As well as the extra luggage space, BMW has also created more room for rear passengers in the new Touring, but there still isn't very much of it. Sitting in the back, I found it difficult to get my feet under the driver's seat, and the top of my head made light contact with the roof. Okay, I'm six foot three, but I would have hoped for better than this in what is hardly a small car. Up front, an extra inch of seat travel would have made driving that little bit more comfortable too.
To make up for that, the driving experience is greatly enhanced by the 330d's three-litre six-cylinder turbo diesel engine. The least good thing about this engine is that it sounds a bit rattly under hard acceleration, but it certainly provides sturdy straightline performance. With the help of an eight-speed automatic transmission which is the star turn of every BMW it's fitted to (and is the only gearbox available in the 330d), it allows you to accelerate from a standstill to 62mph in under six seconds if the mood takes you, yet it also uses fuel at the belief-beggaring rate of 55.4mpg on the EU test cycle.
This was too short a test for me to investigate how realistic the official economy figure is, but no matter how you drive the car you're taxed as if it's emitting 135g/km (whether or not it actually is), so annual Vehicle Excise Duty payments are a relatively modest £120. Or, if you like to look at it this way, less than 50p per year for every bhp the turbo diesel produces at full chat.
It's a heavy engine, of course, and that might contribute to a slight unwieldiness in the handling which the test car's £750 optional M Sport adaptive suspension couldn't sort out. For that reason, if I were in the market for a diesel 3-Series Touring, I'd probably go for the 320d instead, since it's cheaper, adequately quick and even more economical, and (if the saloon is anything to go by) is no doubt just that little bit more agile.
The 330d is available only in the SE and Luxury trim levels. The latter costs £2500 more, and most of what you get for that is extra styling equipment, though the higher spec also includes a multifunction sports steering wheel and Saddle Brown leather upholstery which, despite being dark, cheers up what would, in all-black, be a none too inspiring interior.

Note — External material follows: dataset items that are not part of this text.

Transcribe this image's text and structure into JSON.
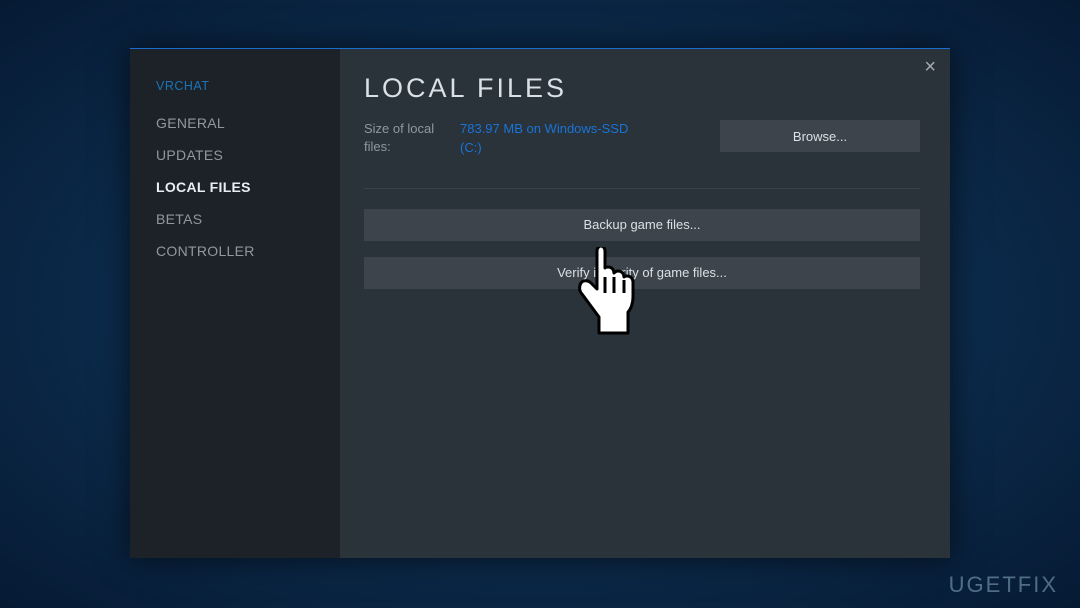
{
  "sidebar": {
    "game_title": "VRCHAT",
    "items": [
      {
        "label": "GENERAL"
      },
      {
        "label": "UPDATES"
      },
      {
        "label": "LOCAL FILES"
      },
      {
        "label": "BETAS"
      },
      {
        "label": "CONTROLLER"
      }
    ],
    "active_index": 2
  },
  "header": {
    "title": "LOCAL FILES",
    "close": "×"
  },
  "info": {
    "size_label": "Size of local files:",
    "size_value_line1": "783.97 MB on Windows-SSD",
    "size_value_line2": "(C:)",
    "browse_label": "Browse..."
  },
  "actions": {
    "backup_label": "Backup game files...",
    "verify_label": "Verify integrity of game files..."
  },
  "watermark": "UGETFIX"
}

In its basic form, without the adaptive suspension mentioned previously, the 330d Luxury will set you back £37,200, but it seems unlikely that anyone prepared to buy a car like this will be content without satellite navigation, Bluetooth phone preparation or a USB audio interface. They are all part of the BMW Professional Multimedia package, which also includes BMW Assist and costs an extra £1995.
Other options that I imagine will be taken up by most buyers include adaptive xenon headlights (part of the £925 Visibility pack), electric front seat adjustment (£910), front seat heating (£300) and lumbar support (£235), DAB digital radio (£305), a head-up display (£800), the surround-view camera system (£500) and perhaps the panoramic glass sunroof (£1155). I'll leave you to make your own judgement about what kind of profit margin BMW must have built into those prices.